Cambiar una bombilla de forma segura
Apaga el interruptor y, si tienes dudas, desconecta también el circuito correspondiente en el cuadro eléctrico. Deja enfriar la bombilla, extráela con cuidado y coloca una nueva del mismo tipo de casquillo y potencia adecuada. Aprovecha para revisar la luminaria y comprobar que no hay daños ni piezas sueltas.
Encontrar la llave de paso del agua
En muchas viviendas la llave de paso está en el armario del contador, cerca del medidor de agua o junto a la entrada principal. Si vives en un apartamento, puede estar en una zona comunitaria. Fotografía su ubicación y compártela con los demás miembros del hogar; en caso de una fuga, cada minuto cuenta.
El cuadro eléctrico y el interruptor general
Anota en una pegatina qué circuito corresponde a cada habitación o aparato. Si un circuito se sobrecarga, el diferencial saltará automáticamente. Desconecta antes algunos enchufes, vuelve a subir el interruptor y conecta los aparatos uno a uno. Así podrás identificar rápidamente qué combinación es demasiado exigente para ese circuito.
¿Cuándo lo haces tú y cuándo llamas a un profesional?
Algunas tareas son perfectamente asumibles por cualquiera: purgar radiadores, cambiar bombillas o desatascar un desagüe sencillo. Pero en cuanto entran en juego tuberías de gas, instalaciones eléctricas complejas, fugas estructurales o códigos de error incomprensibles en la caldera, lo más sensato es llamar a un especialista.

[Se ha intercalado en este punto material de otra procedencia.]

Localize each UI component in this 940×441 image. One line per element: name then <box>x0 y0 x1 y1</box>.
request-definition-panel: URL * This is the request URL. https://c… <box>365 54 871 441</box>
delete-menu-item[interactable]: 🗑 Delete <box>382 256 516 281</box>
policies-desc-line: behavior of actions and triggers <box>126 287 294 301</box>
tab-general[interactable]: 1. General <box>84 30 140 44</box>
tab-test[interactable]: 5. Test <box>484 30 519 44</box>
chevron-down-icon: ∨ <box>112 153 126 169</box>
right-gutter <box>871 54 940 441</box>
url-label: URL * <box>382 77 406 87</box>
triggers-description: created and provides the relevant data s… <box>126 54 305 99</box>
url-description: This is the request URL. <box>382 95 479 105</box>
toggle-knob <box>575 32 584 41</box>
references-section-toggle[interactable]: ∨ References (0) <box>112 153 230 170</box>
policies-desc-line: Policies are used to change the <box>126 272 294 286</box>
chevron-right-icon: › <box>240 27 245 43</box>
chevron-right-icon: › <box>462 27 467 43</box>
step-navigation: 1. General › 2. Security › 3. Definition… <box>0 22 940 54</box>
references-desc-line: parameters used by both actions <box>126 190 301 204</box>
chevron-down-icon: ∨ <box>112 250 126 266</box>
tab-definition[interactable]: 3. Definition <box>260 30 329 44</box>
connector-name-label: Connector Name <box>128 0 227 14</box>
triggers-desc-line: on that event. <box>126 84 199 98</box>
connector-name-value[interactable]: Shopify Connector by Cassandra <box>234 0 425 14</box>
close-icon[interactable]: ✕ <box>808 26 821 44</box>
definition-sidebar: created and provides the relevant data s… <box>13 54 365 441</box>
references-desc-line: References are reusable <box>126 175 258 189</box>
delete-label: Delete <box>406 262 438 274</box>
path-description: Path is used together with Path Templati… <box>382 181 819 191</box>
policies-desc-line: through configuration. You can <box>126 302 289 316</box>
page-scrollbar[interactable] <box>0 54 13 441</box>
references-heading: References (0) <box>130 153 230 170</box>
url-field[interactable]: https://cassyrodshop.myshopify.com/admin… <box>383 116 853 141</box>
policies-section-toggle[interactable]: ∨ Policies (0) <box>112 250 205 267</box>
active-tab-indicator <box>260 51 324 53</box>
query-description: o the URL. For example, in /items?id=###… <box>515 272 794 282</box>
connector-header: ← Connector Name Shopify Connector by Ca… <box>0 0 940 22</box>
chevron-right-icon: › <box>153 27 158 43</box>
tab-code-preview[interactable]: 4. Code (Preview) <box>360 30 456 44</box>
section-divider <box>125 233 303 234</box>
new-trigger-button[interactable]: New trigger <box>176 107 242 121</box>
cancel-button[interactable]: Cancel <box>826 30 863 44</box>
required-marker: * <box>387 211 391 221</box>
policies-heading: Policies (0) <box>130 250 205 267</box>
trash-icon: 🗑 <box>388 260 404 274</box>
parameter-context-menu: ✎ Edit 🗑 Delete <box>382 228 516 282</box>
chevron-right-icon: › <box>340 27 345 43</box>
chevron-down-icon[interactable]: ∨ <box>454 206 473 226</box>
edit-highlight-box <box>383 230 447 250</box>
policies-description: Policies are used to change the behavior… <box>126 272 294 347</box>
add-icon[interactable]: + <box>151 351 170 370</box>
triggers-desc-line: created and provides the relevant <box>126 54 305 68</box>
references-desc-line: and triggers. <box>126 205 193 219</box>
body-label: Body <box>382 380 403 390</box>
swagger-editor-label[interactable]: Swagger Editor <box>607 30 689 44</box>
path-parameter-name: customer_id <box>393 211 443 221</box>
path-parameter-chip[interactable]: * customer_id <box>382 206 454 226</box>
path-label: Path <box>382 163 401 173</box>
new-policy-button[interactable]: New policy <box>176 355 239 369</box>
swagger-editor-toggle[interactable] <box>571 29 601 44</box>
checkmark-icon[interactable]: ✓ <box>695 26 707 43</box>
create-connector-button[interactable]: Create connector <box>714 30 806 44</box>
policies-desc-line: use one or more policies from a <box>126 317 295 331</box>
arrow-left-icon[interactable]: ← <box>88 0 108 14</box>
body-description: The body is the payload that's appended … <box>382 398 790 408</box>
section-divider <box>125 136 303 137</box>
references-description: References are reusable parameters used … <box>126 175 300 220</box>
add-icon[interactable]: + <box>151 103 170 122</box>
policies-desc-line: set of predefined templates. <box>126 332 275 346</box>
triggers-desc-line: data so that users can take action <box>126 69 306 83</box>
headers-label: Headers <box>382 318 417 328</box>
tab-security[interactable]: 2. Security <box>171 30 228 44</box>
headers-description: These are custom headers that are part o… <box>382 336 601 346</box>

| Tarea | ¿Hazlo tú mismo? | Ten en cuenta |
|---|---|---|
| Cambiar una bombilla | Sí | Corta la corriente, usa el casquillo y potencia correctos |
| Purgar un radiador | Sí | Ten un trapo a mano y comprueba la presión de la caldera |
| Desatascar un desagüe leve | Sí | Empieza con un desatascador o filtro; con cuidado con los productos químicos |
| Instalar un nuevo circuito eléctrico | Mejor no | Debe hacerlo un instalador autorizado |
| Sospecha de fuga de gas | No | Ventila, cierra el gas principal y llama a un especialista de inmediato |
Por qué conocer lo básico te ahorra estrés y dinero
Quien domina los fundamentos evita el pánico en los peores momentos. Una caldera que se apaga una noche de invierno no tiene por qué convertirse en una crisis si sabes cómo revisar la presión y reiniciar el equipo. Lo mismo ocurre con un corte de luz un domingo por la noche: si encuentras rápidamente el circuito correcto, el problema se resuelve en cuestión de minutos.
Además, los instaladores suelen cobrar tarifas de desplazamiento desde el primer momento. Si el técnico acaba viniendo únicamente para pulsar un botón o cerrar un grifo, la factura resulta difícil de justificar. Con un poco de conocimiento previo puedes resolver esas acciones simples por ti mismo y reservar al profesional para las averías de verdad.
Si la técnica no es lo tuyo, empieza poco a poco. En la próxima revisión anual, pídele al técnico que te muestre dónde está la llave de paso, cómo se reinicia la caldera y cómo se purga un radiador. Saca fotos, anota los pasos y guarda ese papel en el cuadro eléctrico. La confianza crece con la práctica, sin necesidad de convertirte en un experto de golpe.